One of the most ridiculous pieces of advice I ever received was that if someone asks you if you like football, or you like a particular band, to say Yes. Why is that ridiculous? Well, if you're a taxi driver, and someone asks you what you think of a certain politician, you can easily ask them what they think and just agree with what they say, as you're unlikely to see them again and they're unlikely to remember you, anyway. Or, if you're a hairdresser or barber, you only see someone every few weeks or what have you, and they'll come back because they like the way you cut their hair, not because of your political views or which team you support. So, if you know little about something, people will see through it.

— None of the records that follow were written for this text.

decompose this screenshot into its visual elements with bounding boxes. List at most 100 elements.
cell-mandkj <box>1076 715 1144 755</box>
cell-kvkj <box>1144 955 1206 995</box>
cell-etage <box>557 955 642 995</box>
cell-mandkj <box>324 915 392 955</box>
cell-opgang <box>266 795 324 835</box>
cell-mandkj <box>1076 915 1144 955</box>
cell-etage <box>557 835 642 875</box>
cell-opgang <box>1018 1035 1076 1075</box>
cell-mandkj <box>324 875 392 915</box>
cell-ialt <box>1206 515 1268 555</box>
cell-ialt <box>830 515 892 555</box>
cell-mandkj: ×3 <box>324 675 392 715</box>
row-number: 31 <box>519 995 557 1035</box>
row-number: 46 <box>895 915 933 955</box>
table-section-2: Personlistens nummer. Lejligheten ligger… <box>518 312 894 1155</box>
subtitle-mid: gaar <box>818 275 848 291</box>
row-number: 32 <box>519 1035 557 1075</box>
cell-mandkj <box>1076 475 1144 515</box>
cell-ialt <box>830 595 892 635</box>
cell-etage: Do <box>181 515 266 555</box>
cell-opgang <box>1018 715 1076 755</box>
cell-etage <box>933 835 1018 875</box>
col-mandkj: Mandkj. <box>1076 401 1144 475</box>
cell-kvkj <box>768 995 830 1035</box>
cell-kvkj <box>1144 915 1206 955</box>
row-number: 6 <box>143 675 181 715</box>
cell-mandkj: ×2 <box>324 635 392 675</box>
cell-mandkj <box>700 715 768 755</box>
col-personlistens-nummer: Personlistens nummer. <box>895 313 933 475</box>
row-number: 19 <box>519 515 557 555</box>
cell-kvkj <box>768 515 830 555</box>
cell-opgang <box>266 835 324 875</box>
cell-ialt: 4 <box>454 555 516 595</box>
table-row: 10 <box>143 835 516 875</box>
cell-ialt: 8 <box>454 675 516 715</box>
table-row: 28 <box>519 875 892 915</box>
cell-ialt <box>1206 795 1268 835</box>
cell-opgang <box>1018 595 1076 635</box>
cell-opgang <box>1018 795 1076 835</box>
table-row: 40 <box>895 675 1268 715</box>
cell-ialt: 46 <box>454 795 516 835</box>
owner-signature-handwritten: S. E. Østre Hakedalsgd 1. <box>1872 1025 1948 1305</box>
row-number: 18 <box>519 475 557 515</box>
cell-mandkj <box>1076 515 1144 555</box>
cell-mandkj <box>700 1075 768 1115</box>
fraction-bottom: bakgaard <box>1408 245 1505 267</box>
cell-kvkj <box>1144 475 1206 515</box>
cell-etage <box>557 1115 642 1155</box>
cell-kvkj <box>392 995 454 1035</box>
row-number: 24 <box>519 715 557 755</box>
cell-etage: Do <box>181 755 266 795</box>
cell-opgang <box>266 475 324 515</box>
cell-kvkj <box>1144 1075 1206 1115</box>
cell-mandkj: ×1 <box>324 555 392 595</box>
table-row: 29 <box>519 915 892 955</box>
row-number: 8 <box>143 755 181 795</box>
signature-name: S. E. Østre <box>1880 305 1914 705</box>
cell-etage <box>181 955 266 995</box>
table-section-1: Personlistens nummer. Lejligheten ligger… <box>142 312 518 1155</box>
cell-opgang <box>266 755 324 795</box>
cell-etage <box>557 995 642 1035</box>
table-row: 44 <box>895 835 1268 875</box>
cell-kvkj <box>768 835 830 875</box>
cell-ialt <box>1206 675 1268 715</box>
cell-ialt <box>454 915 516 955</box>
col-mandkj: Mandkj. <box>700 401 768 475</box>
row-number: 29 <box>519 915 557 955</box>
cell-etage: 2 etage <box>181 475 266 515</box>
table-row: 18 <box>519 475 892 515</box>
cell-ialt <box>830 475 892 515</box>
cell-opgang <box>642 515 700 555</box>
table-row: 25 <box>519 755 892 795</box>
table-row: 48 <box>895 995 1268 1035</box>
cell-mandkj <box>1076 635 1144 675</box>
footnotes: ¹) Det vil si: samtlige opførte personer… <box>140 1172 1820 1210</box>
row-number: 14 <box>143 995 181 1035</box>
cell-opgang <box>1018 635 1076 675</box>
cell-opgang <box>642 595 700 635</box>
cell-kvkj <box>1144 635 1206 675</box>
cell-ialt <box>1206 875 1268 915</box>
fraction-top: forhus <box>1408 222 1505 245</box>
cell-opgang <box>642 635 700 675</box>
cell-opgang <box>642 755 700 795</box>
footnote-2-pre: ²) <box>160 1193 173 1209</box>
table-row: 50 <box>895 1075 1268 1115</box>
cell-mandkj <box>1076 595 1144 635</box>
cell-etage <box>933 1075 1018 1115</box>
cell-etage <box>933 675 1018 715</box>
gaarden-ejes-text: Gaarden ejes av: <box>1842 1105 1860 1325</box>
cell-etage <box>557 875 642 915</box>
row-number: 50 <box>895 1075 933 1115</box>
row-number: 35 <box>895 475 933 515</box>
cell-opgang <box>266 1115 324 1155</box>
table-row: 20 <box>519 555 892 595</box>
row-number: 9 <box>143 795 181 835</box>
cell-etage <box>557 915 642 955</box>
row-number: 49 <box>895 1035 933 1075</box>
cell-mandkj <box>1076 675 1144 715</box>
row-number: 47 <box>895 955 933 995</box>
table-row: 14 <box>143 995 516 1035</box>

My mother has angered me by saying things like it would be wonderful if there was a cure for autism (no, it wouldn't). But here is what angers me with so many people, in many Western countries, if someone is good at sport, they are viewed as national icons, yet if someone is bright academically, they are scorned. And one thing that really annoyed me with some people was when a former cricketer claimed that his mother had given him a banned diuretic, people jumped up and down and protested it was unfair that the ICC said, "Okay, 12 month ban." Yet how many of these people would respond differently if athletes from a rival country were found to have cheated with drugs? Or been involved in match-fixing?
One thing that separates me from my mother is that I became angry, in the lead-up to the 2013 Election, when I knew who I wanted to support, there were spambots on their page trying to get people to vote for the opposing candidate. I have long believed that if you like a candidate, you go on their Facebook page and tell them, if you don't like them, you don't go near them. So, I say, if you KNOW that somebody is autistic and they don't want to be cured, it is basic decency that you don't say in front of them that you think it would be wonderful if there was a cure. And then, you have nobody to blame but yourself if they become angry with you!
I am grateful to have my father's support and I say it's better to be loved and supported by one parent than neither. However, I feel with my mother as though she is no different to the little so-and-so who said imagine if I had a bump on the head and I changed when she makes the repugnant statement that it would be wonderful if there was a cure for it.